A hush comes over the crowd in the pub as three men rise from the bar and carry their instruments to a table in the center. For the next few minutes, the only sounds in the pub are the tuning of instruments and the clink of glasses hitting tables. Then an older man rises, with difficulty, from the crowd. He grasps the arm of another man as he makes his way to where the musicians sit, waiting for him to join them. The man, tall with a weathered face and a shock of white hair, steadies himself on his one remaining leg. With a nod to the musicians seated below him, he begins to sing, with a surprisingly strong voice, a haunting Irish folk song about the sea. I close my eyes and let the music take me back in time.
We spent every evening in Ireland like this – tucked into a small booth as close to the musicians as we could get. The musicians changed from evening to evening, as did the instruments played. The atmosphere in the pub each night was a reflection of the type of songs the musicians chose to play, but the goal was the same every time – to share centuries of Irish stories through music with locals and visitors alike. Songs about war, famine, rebellion, love, and of course, drinking were played and sung well into the night. Some in the crowd sang along, but most were content, like me, to sit back and just enjoy the show.
To get caught up in the spirit of Irish music being played in an Irish pub is second to none, but having the opportunity to do so in Doolin, home of traditional Irish music, made the experience that much more exceptional. All three nights we stayed in Doolin, we ate dinner at Gus O’Connor’s Pub and then stuck around to hear the first session of tunes played. Our last evening we were feeling especially nocturnal and stayed for the second session, but that made for a very slow morning the next day.
Young or old, Irish or not – everyone is made to feel welcome at Gus O’Connor’s Pub. Kids as young as two and three bounce on the knees of their parents and clap along to the music. (That’s something you won’t see in a London pub!) And the food isn’t half bad either.
That’s an understatement actually – the food was incredible! Each night I tried something different, but my favorite dish was the Smoked Salmon and Spinach Potato Cakes pictured above.

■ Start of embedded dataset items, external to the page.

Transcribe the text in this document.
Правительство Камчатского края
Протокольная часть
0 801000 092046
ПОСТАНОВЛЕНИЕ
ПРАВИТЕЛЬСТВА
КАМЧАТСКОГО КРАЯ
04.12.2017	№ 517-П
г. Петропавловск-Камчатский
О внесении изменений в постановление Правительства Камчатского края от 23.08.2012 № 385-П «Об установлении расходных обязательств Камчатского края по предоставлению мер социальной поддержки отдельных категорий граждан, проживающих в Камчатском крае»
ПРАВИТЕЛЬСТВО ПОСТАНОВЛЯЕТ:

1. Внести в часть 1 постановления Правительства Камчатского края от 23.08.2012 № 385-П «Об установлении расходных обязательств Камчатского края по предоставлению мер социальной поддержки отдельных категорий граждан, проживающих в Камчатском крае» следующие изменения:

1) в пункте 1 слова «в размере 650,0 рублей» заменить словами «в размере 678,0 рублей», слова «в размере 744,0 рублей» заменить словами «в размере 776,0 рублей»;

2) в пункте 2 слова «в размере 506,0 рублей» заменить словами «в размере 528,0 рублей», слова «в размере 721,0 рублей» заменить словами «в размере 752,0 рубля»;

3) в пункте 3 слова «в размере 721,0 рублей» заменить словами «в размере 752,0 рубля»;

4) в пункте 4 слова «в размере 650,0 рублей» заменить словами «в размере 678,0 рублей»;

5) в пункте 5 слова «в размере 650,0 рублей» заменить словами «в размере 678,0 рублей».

And we shared a different dessert every evening as well, because if you can’t allow yourself a few extra calories on vacation, when can you?
Sean O’Connor, whose B&B we were staying at and whose father the pub is named after, was more than delighted to share stories with us of the famous faces that have passed through the doors of Gus O’Connor’s Pub. Apparently this place is known the world over, attracting the likes of Hollywood stars and political leaders both. We didn’t see any famous folks while we were there, but truth be told we probably wouldn’t have noticed them anyway, because when the the music starts up, all eyes and ears are on the real stars of the show – the talented musical storytellers bringing a bit of Ireland’s past into the present with their voices, accordions, flutes, and fiddles. To feel a part of the culture in Ireland, all you have to do is follow the music.